Les Batteuses d’hommes (éd. Dorn)/La Dompteuse




La Dompteuse




Vers le commencement de l’hiver de 1859, la célèbre ménagerie Harsberg vint s’installer à Bucarest pour la première fois. La ville entière s’émut à la vue d’un nombre d’animaux rares si grand qu’elle n’en avait jamais auparavant contemplé autant réunis à la fois. Chacun fut frappé de la beauté des lions et tout particulièrement de celle de la dompteuse qui leur faisait exécuter des tours invraisemblables.

C’était une jeune Suédoise. Elle se nommait Irma Dalstrem, était belle, distinguée, téméraire et inaccessible. Le bruit courait qu’elle était la fille bien-aimée du propriétaire de la ménagerie, mais les riches boyards qui l’assaillaient de leurs hommages ne rencontraient chez elle qu’une froide amabilité et une hautaine fierté qui les décourageait et ne leur laissait aucun espoir d’obtenir ses faveurs. Elle vivait avec la famille des Harsberg au premier hôtel de la ville, se rendait à la ménagerie dans leur propre équipage et rentrait à la maison également en leur compagnie, ne recevait aucune visite et ne se montrait jamais seule, soit dans la rue, soit quelque autre part. Cette austérité de vestale et cette réserve excitait les sens des galants seigneurs et piquait davantage la curiosité du restant de la population, en tant que la Suédoise devint bientôt aussi populaire à Bucarest que l’avaient été, avant elle, la Catalani et la Lola Montez.

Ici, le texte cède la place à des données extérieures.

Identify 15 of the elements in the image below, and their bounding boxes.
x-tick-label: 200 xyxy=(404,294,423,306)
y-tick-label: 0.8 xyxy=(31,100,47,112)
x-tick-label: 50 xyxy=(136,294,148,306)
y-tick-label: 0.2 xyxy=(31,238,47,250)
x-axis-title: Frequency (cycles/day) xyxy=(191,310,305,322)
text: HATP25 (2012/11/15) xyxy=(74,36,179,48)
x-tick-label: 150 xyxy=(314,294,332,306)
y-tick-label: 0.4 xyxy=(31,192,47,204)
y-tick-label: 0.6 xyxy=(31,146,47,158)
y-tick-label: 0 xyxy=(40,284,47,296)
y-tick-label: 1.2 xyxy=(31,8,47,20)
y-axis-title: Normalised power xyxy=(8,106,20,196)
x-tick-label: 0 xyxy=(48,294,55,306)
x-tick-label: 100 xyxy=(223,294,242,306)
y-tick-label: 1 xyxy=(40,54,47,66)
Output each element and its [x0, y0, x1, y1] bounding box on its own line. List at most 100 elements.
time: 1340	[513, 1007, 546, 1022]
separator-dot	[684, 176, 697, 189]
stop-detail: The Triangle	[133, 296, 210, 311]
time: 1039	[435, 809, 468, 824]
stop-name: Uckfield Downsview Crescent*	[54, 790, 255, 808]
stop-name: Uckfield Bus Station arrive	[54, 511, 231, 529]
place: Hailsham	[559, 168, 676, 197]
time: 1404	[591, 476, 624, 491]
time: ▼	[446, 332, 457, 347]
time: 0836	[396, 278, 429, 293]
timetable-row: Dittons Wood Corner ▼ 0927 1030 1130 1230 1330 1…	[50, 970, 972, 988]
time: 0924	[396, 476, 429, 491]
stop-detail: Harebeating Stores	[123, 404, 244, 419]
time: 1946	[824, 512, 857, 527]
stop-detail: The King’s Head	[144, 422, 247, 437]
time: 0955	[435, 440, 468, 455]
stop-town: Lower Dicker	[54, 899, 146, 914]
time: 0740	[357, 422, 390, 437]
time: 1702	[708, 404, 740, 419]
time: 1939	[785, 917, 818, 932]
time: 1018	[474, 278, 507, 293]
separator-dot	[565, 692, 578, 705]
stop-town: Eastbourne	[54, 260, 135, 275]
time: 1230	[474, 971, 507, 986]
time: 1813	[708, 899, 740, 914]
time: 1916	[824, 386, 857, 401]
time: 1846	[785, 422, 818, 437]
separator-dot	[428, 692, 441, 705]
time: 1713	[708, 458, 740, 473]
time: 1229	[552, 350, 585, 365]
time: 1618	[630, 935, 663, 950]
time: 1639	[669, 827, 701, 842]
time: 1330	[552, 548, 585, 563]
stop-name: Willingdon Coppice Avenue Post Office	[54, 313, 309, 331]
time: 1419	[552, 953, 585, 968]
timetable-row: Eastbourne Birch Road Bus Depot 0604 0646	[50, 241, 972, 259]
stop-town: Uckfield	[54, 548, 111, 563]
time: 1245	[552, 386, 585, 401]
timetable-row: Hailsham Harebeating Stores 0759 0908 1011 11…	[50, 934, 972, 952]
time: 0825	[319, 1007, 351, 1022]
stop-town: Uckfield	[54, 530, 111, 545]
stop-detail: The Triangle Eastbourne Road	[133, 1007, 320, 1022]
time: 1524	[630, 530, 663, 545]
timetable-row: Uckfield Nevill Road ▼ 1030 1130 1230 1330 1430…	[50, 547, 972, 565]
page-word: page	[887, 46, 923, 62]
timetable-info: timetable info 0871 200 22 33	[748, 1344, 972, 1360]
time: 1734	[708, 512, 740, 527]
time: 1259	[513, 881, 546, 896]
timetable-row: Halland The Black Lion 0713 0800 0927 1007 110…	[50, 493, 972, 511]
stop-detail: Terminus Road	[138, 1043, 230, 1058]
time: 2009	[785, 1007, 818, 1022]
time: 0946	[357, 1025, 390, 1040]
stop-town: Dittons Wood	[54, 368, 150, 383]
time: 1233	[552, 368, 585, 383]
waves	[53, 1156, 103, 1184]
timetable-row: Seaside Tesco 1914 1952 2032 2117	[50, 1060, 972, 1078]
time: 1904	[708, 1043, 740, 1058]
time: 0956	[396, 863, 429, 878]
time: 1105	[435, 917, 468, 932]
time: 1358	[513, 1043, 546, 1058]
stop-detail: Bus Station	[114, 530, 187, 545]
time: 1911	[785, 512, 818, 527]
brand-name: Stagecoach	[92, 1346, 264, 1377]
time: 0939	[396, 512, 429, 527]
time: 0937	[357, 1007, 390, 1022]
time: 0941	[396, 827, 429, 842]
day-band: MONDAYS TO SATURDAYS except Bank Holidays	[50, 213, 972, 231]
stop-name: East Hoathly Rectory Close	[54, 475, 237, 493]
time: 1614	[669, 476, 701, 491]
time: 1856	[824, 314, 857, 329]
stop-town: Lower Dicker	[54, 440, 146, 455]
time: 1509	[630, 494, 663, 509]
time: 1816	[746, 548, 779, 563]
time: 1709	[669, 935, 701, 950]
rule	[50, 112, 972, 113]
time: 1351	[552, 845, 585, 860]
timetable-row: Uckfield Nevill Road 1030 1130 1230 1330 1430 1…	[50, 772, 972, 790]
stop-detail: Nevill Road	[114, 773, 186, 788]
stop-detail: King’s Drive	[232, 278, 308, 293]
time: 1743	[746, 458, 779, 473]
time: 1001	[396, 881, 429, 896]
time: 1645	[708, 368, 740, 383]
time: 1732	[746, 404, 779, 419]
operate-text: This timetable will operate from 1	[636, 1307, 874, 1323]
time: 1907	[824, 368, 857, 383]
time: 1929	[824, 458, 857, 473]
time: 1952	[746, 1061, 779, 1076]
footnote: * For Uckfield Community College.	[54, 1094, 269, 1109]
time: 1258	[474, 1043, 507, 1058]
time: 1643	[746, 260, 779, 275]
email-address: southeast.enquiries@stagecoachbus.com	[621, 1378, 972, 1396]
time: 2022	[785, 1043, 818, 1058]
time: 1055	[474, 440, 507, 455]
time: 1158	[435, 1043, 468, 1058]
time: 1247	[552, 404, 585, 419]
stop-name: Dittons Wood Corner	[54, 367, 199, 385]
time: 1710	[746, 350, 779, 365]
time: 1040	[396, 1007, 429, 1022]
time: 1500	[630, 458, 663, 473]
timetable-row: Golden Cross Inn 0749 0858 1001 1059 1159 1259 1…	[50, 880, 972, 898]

Un certain soir, le prince Maniasko, — la coqueluche des dames de Bucarest, — précisément de retour d’une fugue faite à Paris, se rendit à la ménagerie. En compagnie de quelques amis, il visita les différents animaux, prit plaisir à les voir travailler et manger et finalement alla se planter devant la cage aux lions, attendant, un sourire sceptique aux lèvres, l’arrivée de la célèbre Suédoise. Tout-à-coup, une petite porte, située au fond de la cage, s’ouvrit et, au milieu d’applaudissements frénétiques, apparut Irma ; d’un mouvement d’une fierté inimitable, elle rejeta la grande plisse de velours fourré dont elle était recouverte, et, revêtue d’un costume de satin blanc bordé d’hermine rouge, légère et souriante, elle pénétra dans la cage des fauves, un fouet en fil d’archal à la main, droite, svelte, au visage le plus noble du monde auquel des cheveux blonds comme l’or et de fraîches couleurs imprimaient un charme fascinateur. Le prince fut pris en un clin d’œil, en proie à une émotion croissante, il suivit chacun des mouvements de la charmeresse, chacune de ses performances. Son cœur tressaillit, lorsqu’elle plaça son adorable tête entre les terribles mâchoires du lion, comme aussi poussa-t-il un soupir de soulagement lorsque la belle dompteuse, s’étant relevée, se mit à apostropher rudement le fauve, tout en le foulant aux pieds et en le rouant de coups de fouet.

La Suédoise avait à peine quitté la cage, qu’elle aperçut, l’attendant, et droit posé devant elle, le prince Maniasko — lentement, elle s’enveloppa de sa fourrure qu’Edgard, le superbe héritier des Harsberg, lui tendait, tandis qu’elle laissait tomber ses grands yeux bleus étonnés, presque effrayés, sur le visage idéal et charmeur de ce nouvel adorateur. — Elle n’accueillit pas ses déclarations de l’air froid et hautain qui lui était habituel ; elle parut au contraire embarrassée et lui adressa un sourire indicible.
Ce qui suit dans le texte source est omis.